Experts and practitioners questioned on the future of the National Probation Service
12 October 2020
The Justice Committee holds a public consultation with experts and practitioners on the future of the National Probation Service, a key part of the justice system which has a total caseload of nearly a quarter of a million people.
- Watch Parliament TV: The future of the Probation Service
- Inquiry: The future of the Probation Service
- Justice Committee
Witnesses
Tuesday 13 October, virtual meeting
2.30pm
- Laura Seebohm, Executive Director – External Affairs, Changing-Lives (a charity providing a range of social services)
- Jessica Mullen, Director of Influence and Communications, Clinks (promotes and represents the voluntary sector working in the criminal justice system)
- Mat Ilic, Chief Development Officer, Catch22 (not for profit that delivers services to “build resilience and aspiration”)
At 3.30pm
- David Lloyd, Police and Crime Commissioner for Hertfordshire, also representing the Association of Police and Crime Commissioners.
At 3.50pm
- Ian Lawrence, General Secretary, National Association of Probation Officers (Napo)

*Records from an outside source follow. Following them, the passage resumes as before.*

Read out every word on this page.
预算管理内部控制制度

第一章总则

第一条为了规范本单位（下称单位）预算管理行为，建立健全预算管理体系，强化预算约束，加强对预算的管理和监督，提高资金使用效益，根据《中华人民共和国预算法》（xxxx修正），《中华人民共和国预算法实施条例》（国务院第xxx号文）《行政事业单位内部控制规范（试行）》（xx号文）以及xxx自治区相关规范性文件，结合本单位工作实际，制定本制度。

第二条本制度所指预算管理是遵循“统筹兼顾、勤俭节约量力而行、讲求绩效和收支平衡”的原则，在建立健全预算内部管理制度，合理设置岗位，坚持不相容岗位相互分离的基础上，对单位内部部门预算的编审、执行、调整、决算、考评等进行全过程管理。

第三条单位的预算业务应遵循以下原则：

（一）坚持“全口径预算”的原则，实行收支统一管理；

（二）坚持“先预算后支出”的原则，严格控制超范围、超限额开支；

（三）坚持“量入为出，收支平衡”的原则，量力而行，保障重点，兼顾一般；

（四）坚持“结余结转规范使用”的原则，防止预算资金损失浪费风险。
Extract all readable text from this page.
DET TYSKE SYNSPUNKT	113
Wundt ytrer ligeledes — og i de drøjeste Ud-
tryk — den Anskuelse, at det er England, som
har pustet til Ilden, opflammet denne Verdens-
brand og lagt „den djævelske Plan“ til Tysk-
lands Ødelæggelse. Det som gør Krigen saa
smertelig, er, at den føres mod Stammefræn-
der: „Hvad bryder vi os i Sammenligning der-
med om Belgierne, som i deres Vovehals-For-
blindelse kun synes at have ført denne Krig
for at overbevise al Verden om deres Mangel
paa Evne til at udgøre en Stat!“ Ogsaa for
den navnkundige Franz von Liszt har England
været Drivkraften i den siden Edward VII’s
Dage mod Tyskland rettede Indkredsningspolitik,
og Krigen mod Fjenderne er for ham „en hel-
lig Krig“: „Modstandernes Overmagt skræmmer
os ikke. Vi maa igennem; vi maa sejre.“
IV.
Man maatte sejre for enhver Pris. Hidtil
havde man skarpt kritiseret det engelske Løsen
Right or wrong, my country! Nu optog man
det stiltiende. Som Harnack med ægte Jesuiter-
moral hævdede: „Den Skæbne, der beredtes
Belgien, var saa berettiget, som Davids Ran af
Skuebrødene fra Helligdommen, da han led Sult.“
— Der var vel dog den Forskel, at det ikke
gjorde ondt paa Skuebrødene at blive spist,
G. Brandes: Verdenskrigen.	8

- Katie Lomas, National Chair, Napo
- Ben Priestley, National Officer for Probation, Unison (public service trade union)
The Probation Service is undergoing its second major reform programme in five years, while simultaneously dealing with the Covid-19 pandemic which has made its work much more difficult.
Part of the probation service was privatised in 2014/15, with non-custodial community sentences for medium and low risk offenders (that is, the majority of offenders) being contracted out to private companies.
This change was fraught with problems and in 2018, the Justice Committee of the previous Parliament published a report which said these reforms “had some laudable aims”, but that these aims had not been met.
The then-Chair of the Committee described the system as a “mess”. A Public Accounts Committee report in the same year found that the performance of the private companies was “woeful”.
Following the publication of the 2018 Justice Committee report, the then-Secretary of State for Justice, David Gauke, announced that the private company contracts would be ended early and that the supervision of all offenders, at all risk levels, would be brought back under the control of the National Probation Service.
The new model for delivering probation services will involve the National Probation Service, the voluntary sector and private companies. The current Justice Committee inquiry (this public hearing is the second in a series of hearings) is to look into this model of delivery, including in particular asking how the commissioning of services will work.
The Committee are also interested in how well the current changes are being managed and how likely it is that they will be successfully implemented, as is planned, by June 2021.